Потом Кларисса и Ульрих пошли без него погулять под косым стреловидным дождем вечернего солнца; он остался у рояля. Кларисса сказала:
— Способность запретить себе что-либо вредное — это проверка жизненной силы! Изнуренного влечет вредное!.. Что ты думаешь по этому поводу? Ницше утверждает, что это признак слабости, если художник слишком занят моральной стороной своего искусства.
Она села на землю, на бугорок.
Ульрих пожал плечами. Когда три года назад Кларисса вышла замуж за его друга юности, ей было двадцать два года, и он сам подарил ей на свадьбу сочинения Ницше.
— Будь я Вальтером, я вызвал бы Нищие на дуэль, — ответил он с улыбкой.
Стройная, нежно вырисовывавшаяся под платьем спина Клариссы напряглась, как тетива, и лицо ее тоже было полно напряжения; она боялась повернуть его к Ульриху.
— В тебе все еще есть что-то девчоночье и в то же время геройское…прибавил Ульрих; это было сказано не то вопросительно, не то без вопроса, немного в шутку, но и с долей нежного изумления; Кларисса не совсем поняла, что он имел в виду, но оба его слова, которые он уже однажды употребил прежде, вонзились в нее, как горящая стрела в соломенную крышу.
Время от времени до них доносилась волна наугад взбаламученных звуков. Ульрих знал, что она неделями отказывала в близости Вальтеру, если он играл Вагнера, Тем не менее он играл Вагнера; с нечистой совестью; словно это был мальчишеский порок.
Клариссе хотелось спросить Ульриха, что ему об этом известно; Вальтер не умел ничего держать про себя; но ей было стыдно спрашивать. Теперь и Ульрих присел на бугорок поблизости от нее, и наконец она сказала нечто совсем другое.
— Ты не любишь Вальтера, — сказала она. — Ты на самом деле ему не друг.
Это прозвучало вызывающе, но она засмеялась.
Ульрих дал неожиданный ответ:
— Мы — друзья юности. Ты была еще ребенком, Кларисса, когда мы уже находились в особых отношениях кончающейся юношеской дружбы. Несметное число лет назад мы восхищались друг другом, а теперь мы не доверяем друг другу, зная друг друга насквозь. Каждому хочется избавиться от неприятного впечатления, что когда-то он путал другого с самим собой, и потому мы служим друг другу неподкупным кривым зеркалом.
— Ты, значит, не веришь, — сказала Кларисса, — что он еще чего-то достигнет.

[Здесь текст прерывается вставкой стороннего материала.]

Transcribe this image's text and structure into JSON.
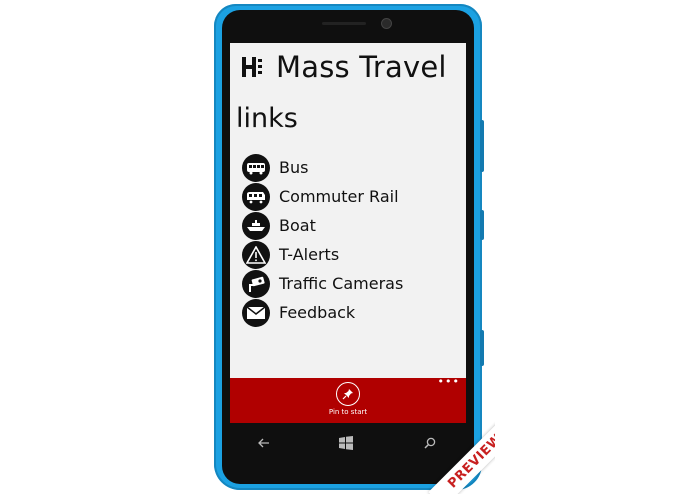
{
  "app": {
    "title": "Mass Travel"
  },
  "page": {
    "title": "links"
  },
  "links": [
    {
      "label": "Bus",
      "icon": "bus-icon"
    },
    {
      "label": "Commuter Rail",
      "icon": "train-icon"
    },
    {
      "label": "Boat",
      "icon": "boat-icon"
    },
    {
      "label": "T-Alerts",
      "icon": "alert-icon"
    },
    {
      "label": "Traffic Cameras",
      "icon": "camera-icon"
    },
    {
      "label": "Feedback",
      "icon": "mail-icon"
    }
  ],
  "appbar": {
    "pin_label": "Pin to start",
    "more": "•••"
  },
  "badge": {
    "text": "PREVIEW"
  },
  "colors": {
    "phone": "#1ba1e2",
    "appbar": "#b00000",
    "screen": "#f2f2f2",
    "ribbon_text": "#c82020"
  }
}
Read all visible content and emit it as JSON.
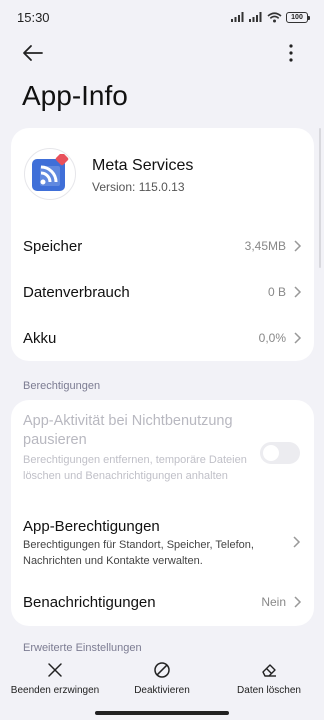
{
  "status_bar": {
    "time": "15:30",
    "battery": "100",
    "icons": [
      "signal-icon",
      "signal-icon",
      "wifi-icon",
      "battery-icon"
    ]
  },
  "top_bar": {
    "back_icon": "back-arrow-icon",
    "more_icon": "more-vertical-icon"
  },
  "page": {
    "title": "App-Info"
  },
  "app": {
    "name": "Meta Services",
    "version": "Version: 115.0.13",
    "icon": "meta-services-app-icon"
  },
  "info_rows": [
    {
      "label": "Speicher",
      "value": "3,45MB"
    },
    {
      "label": "Datenverbrauch",
      "value": "0 B"
    },
    {
      "label": "Akku",
      "value": "0,0%"
    }
  ],
  "permissions": {
    "section_title": "Berechtigungen",
    "pause_activity": {
      "title": "App-Aktivität bei Nichtbenutzung pausieren",
      "subtitle": "Berechtigungen entfernen, temporäre Dateien löschen und Benachrichtigungen anhalten",
      "enabled": false,
      "toggle_on": false
    },
    "app_permissions": {
      "title": "App-Berechtigungen",
      "subtitle": "Berechtigungen für Standort, Speicher, Telefon, Nachrichten und Kontakte verwalten."
    },
    "notifications": {
      "label": "Benachrichtigungen",
      "value": "Nein"
    }
  },
  "advanced": {
    "section_title": "Erweiterte Einstellungen"
  },
  "bottom_actions": [
    {
      "label": "Beenden erzwingen",
      "icon": "close-icon"
    },
    {
      "label": "Deaktivieren",
      "icon": "block-icon"
    },
    {
      "label": "Daten löschen",
      "icon": "eraser-icon"
    }
  ],
  "colors": {
    "background": "#f2f2f7",
    "card": "#ffffff",
    "section_text": "#7c7c92",
    "app_icon_blue": "#3f6fd8",
    "app_icon_badge": "#e8505b"
  }
}
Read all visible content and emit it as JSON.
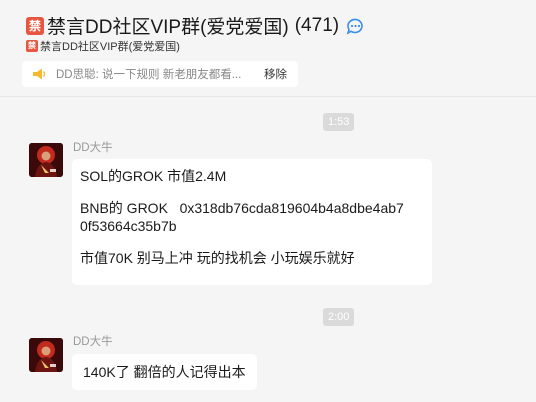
{
  "header": {
    "badge_char": "禁",
    "title": "禁言DD社区VIP群(爱党爱国)",
    "member_count": "(471)",
    "subtitle": "禁言DD社区VIP群(爱党爱国)"
  },
  "notice": {
    "text": "DD思聪: 说一下规则 新老朋友都看...",
    "remove_label": "移除"
  },
  "messages": [
    {
      "time": "1:53",
      "sender": "DD大牛",
      "lines": [
        "SOL的GROK 市值2.4M",
        "",
        "BNB的 GROK   0x318db76cda819604b4a8dbe4ab7",
        "0f53664c35b7b",
        "",
        "市值70K 别马上冲 玩的找机会 小玩娱乐就好"
      ]
    },
    {
      "time": "2:00",
      "sender": "DD大牛",
      "lines": [
        "140K了 翻倍的人记得出本"
      ]
    }
  ],
  "colors": {
    "background": "#f5f5f5",
    "badge": "#e8563f",
    "bubble": "#ffffff",
    "time_pill": "#dadada"
  }
}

— Нет второго такого примера неизбежности, как тот, что являет собой способный молодой человек, когда он суживается в обыкновенного старого человека — не от какого-то удара судьбы, а только от усыхания, заранее ему предназначенного!
Кларисса плотно сомкнула губы. Старый, времен юности, уговор между ними, что убеждения важнее вежливости, всколыхнул ей сердце, но было больно. Музыка! Звуки все время добирались сюда. Она прислушалась. Теперь, в молчанье, отчетливо доносилось клокотанье рояля. Если не прислушиваться, то оно словно бы вздымалось из бугров как «трепещущее пламя» вокруг Брунхильды.